Poor quality of life and sleep in patients with adrenal insufficiency-another cause of increased mortality?

BACKGROUND: Patients with adrenal insufficiency (AI) are treated with glucocorticoid replacement therapy (GRT). Although current glucocorticoid regimens aim to mimic the physiological circadian rhythm of cortisol secretion, temporary phases of hypo- and hypercortisolism are common undesired effects which lead to a variety of consequences like increased cardiovascular risk and premature mortality. Additionally, poor quality of life (QoL) and impaired sleep have been reported. However, little is known about these topics regarding the effects of daily dosage, duration of therapy, and patients with different forms of AI (primary, PAI, and secondary, SAI). METHODS: In this study, 40 adults with AI substituted with hydrocortisone (HC) and 20 matched healthy controls completed questionnaires evaluating depressive symptoms, subjective health status, quality of sleep and daytime sleepiness. Furthermore, demographic data, dosage of HC, duration of therapy and co-medication were evaluated. Patients were compared in different groups. RESULTS: Patients assessed general health significantly worse than controls; likewise, daytime sleepiness was reported significantly more often. Depressive symptoms differed significantly in the two groups but did not reach clinically relevant scores. There was no difference between patients with PAI and SAI. High dosage of hydrocortisone had negative impact on mental health but not on sleep quality or daytime sleepiness. CONCLUSIONS: The present data highlight that poor QoL and impaired sleep are still severe and underrated issues in current GRT and might be additional factors for premature mortality in patients with AI. Some AI patients reach normal or near-normal self-assessed QoL and sleep, even despite unphysiological replacement.

Impaired attention in patients with adrenal insufficiency - Impact of unphysiological therapy.
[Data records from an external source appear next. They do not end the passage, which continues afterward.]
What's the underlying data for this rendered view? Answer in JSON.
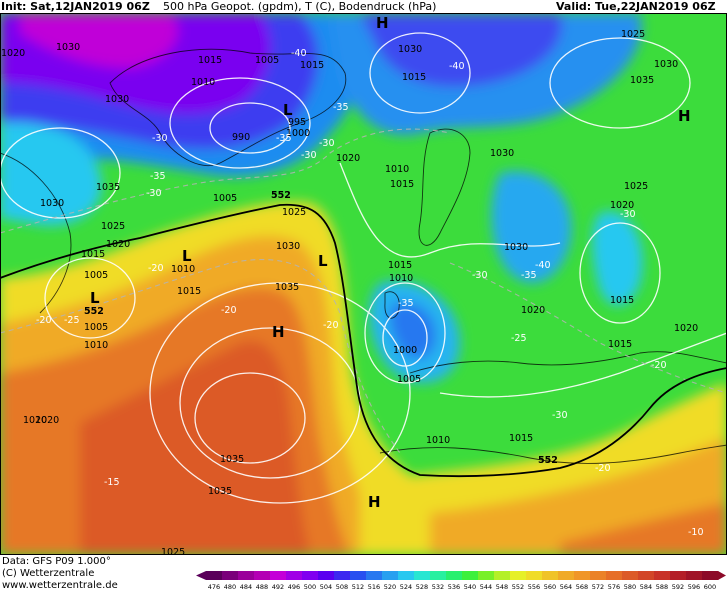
{
  "header": {
    "init": "Init: Sat,12JAN2019 06Z",
    "fields": "500 hPa Geopot. (gpdm), T (C), Bodendruck (hPa)",
    "valid": "Valid: Tue,22JAN2019 06Z"
  },
  "footer": {
    "data_source": "Data: GFS P09 1.000°",
    "copyright": "(C) Wetterzentrale",
    "website": "www.wetterzentrale.de"
  },
  "colorbar": {
    "ticks": [
      "476",
      "480",
      "484",
      "488",
      "492",
      "496",
      "500",
      "504",
      "508",
      "512",
      "516",
      "520",
      "524",
      "528",
      "532",
      "536",
      "540",
      "544",
      "548",
      "552",
      "556",
      "560",
      "564",
      "568",
      "572",
      "576",
      "580",
      "584",
      "588",
      "592",
      "596",
      "600"
    ],
    "colors": [
      "#5a005a",
      "#7a007a",
      "#9a009a",
      "#b400b4",
      "#c400d8",
      "#a000e6",
      "#8000f0",
      "#5a00f0",
      "#3c28f0",
      "#2850f0",
      "#2878f0",
      "#28a0f0",
      "#28c8f0",
      "#28e6d2",
      "#28f0a0",
      "#28f06e",
      "#3cf03c",
      "#78f028",
      "#b4f028",
      "#e6f028",
      "#f0dc28",
      "#f0c328",
      "#f0aa28",
      "#f09628",
      "#eb8228",
      "#e66e28",
      "#dc5a28",
      "#d24628",
      "#c83228",
      "#b41e28",
      "#a01428",
      "#8c0a28"
    ]
  },
  "pressure_labels": [
    "1030",
    "1015",
    "1005",
    "1015",
    "1010",
    "1030",
    "1030",
    "1015",
    "1005",
    "1000",
    "990",
    "1020",
    "1010",
    "1015",
    "1030",
    "1035",
    "1030",
    "1005",
    "1025",
    "1035",
    "1025",
    "1020",
    "1015",
    "1010",
    "1015",
    "1020",
    "1005",
    "1010",
    "1030",
    "1035",
    "1015",
    "1010",
    "1020",
    "1000",
    "1005",
    "1010",
    "1015",
    "1015",
    "1020",
    "1035",
    "1030",
    "1020",
    "1015",
    "1025",
    "1025",
    "1030",
    "1020",
    "1020",
    "995",
    "1035",
    "1025"
  ],
  "temperature_labels": [
    "-40",
    "-35",
    "-30",
    "-30",
    "-35",
    "-30",
    "-20",
    "-35",
    "-40",
    "-30",
    "-35",
    "-30",
    "-30",
    "-20",
    "-25",
    "-30",
    "-20",
    "-20",
    "-15",
    "-20",
    "-40",
    "-25",
    "-10",
    "-20",
    "-35"
  ],
  "center_labels": [
    "H",
    "L",
    "L",
    "L",
    "L",
    "H",
    "H",
    "H"
  ],
  "contour_label": "552"
}
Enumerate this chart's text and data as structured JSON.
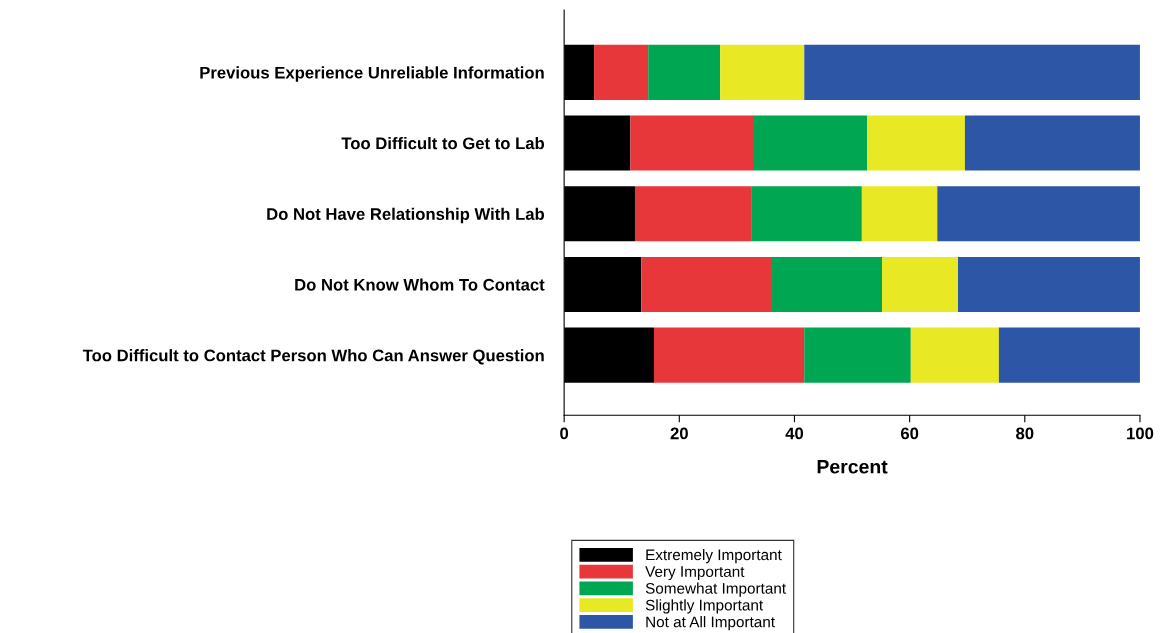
{
  "chart_data": {
    "type": "bar",
    "orientation": "horizontal",
    "stacked": true,
    "xlabel": "Percent",
    "categories": [
      "Previous Experience Unreliable Information",
      "Too Difficult to Get to Lab",
      "Do Not Have Relationship With Lab",
      "Do Not Know Whom To Contact",
      "Too Difficult to Contact Person Who Can Answer Question"
    ],
    "series": [
      {
        "name": "Extremely Important",
        "color": "#000000",
        "values": [
          5.2,
          11.5,
          12.3,
          13.4,
          15.6
        ]
      },
      {
        "name": "Very Important",
        "color": "#e8373a",
        "values": [
          9.4,
          21.3,
          20.3,
          22.7,
          26.1
        ]
      },
      {
        "name": "Somewhat Important",
        "color": "#00a651",
        "values": [
          12.5,
          19.8,
          19.1,
          19.1,
          18.5
        ]
      },
      {
        "name": "Slightly Important",
        "color": "#e8e825",
        "values": [
          14.6,
          17.0,
          13.1,
          13.2,
          15.3
        ]
      },
      {
        "name": "Not at All Important",
        "color": "#2e56a6",
        "values": [
          58.3,
          30.4,
          35.2,
          31.6,
          24.5
        ]
      }
    ],
    "xlim": [
      0,
      100
    ],
    "xticks": [
      0,
      20,
      40,
      60,
      80,
      100
    ],
    "grid": false,
    "legend": "bottom"
  }
}
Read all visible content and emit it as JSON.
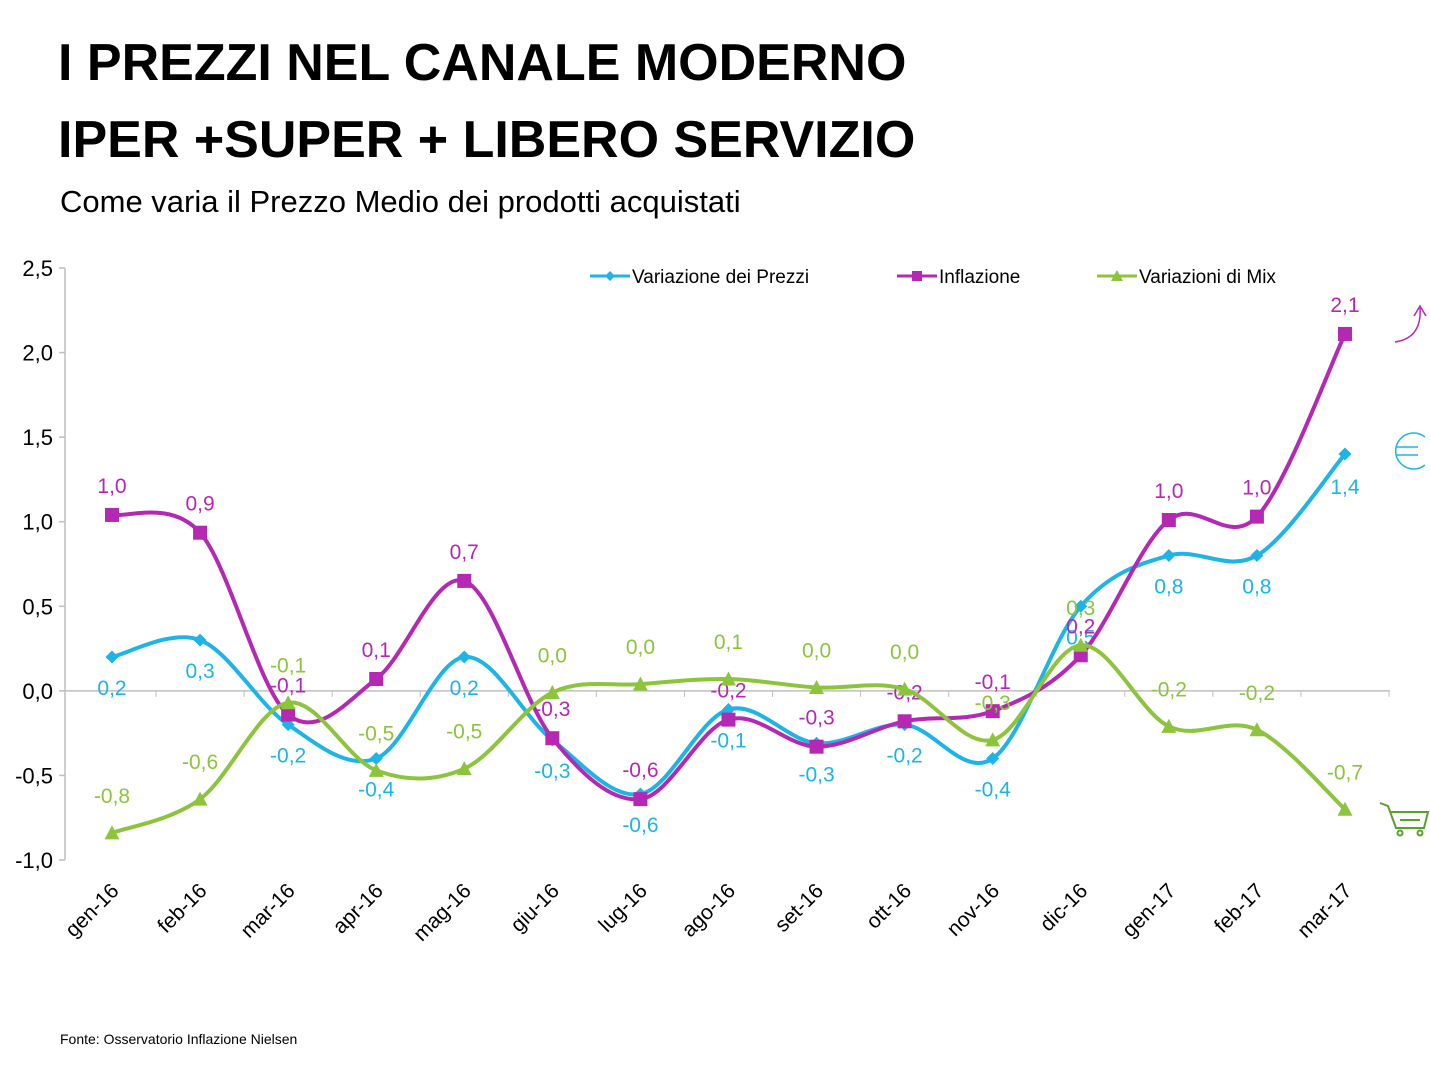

Patients with adrenal insufficiency (AI) are treated with glucocorticoid (GC) replacement therapy. Although current GC regimens aim to mimic the physiological circadian rhythm of cortisol secretion, temporary phases of hypo- and hypercortisolism are common undesired effects. Both conditions may lead to impairment in cognitive functioning. At present, little is known about cognitive functioning in patients with AI, especially regarding the effects of dosage and duration of glucocorticoid replacement therapy. There is also little data available comparing the effects of GC therapy on patients with primary (PAI) and secondary (SAI) forms of AI. In this study 40 adults with AI (21 PAI, 19 SAI) substituted with hydrocortisone (HC) and 20 matched healthy controls underwent 10 different neuropsychological tests evaluating memory, executive functioning, attention, psychomotricity and general intellectual ability. Furthermore demographic data, dosage of HC, duration of therapy and co-medication were evaluated. Patients were compared in groups with regard to diagnosis, dosage and duration of therapy. Patients showed worse performance than controls in attention, though patients with PAI and SAI seemed to be equally impaired. There were no limitations in intellectual abilities or memory function. High dosage of HC was found to impair attention, visual-motoric skills and executive functioning while the duration of therapy showed no significant impact on cognitive functions. In conclusion, our study showed that AI patients on HC replacement therapy reveal significant cognitive deficits concerning attention. There was no difference between patients with PAI and SAI. Furthermore, high dosage seems to have a negative impact especially on executive functioning.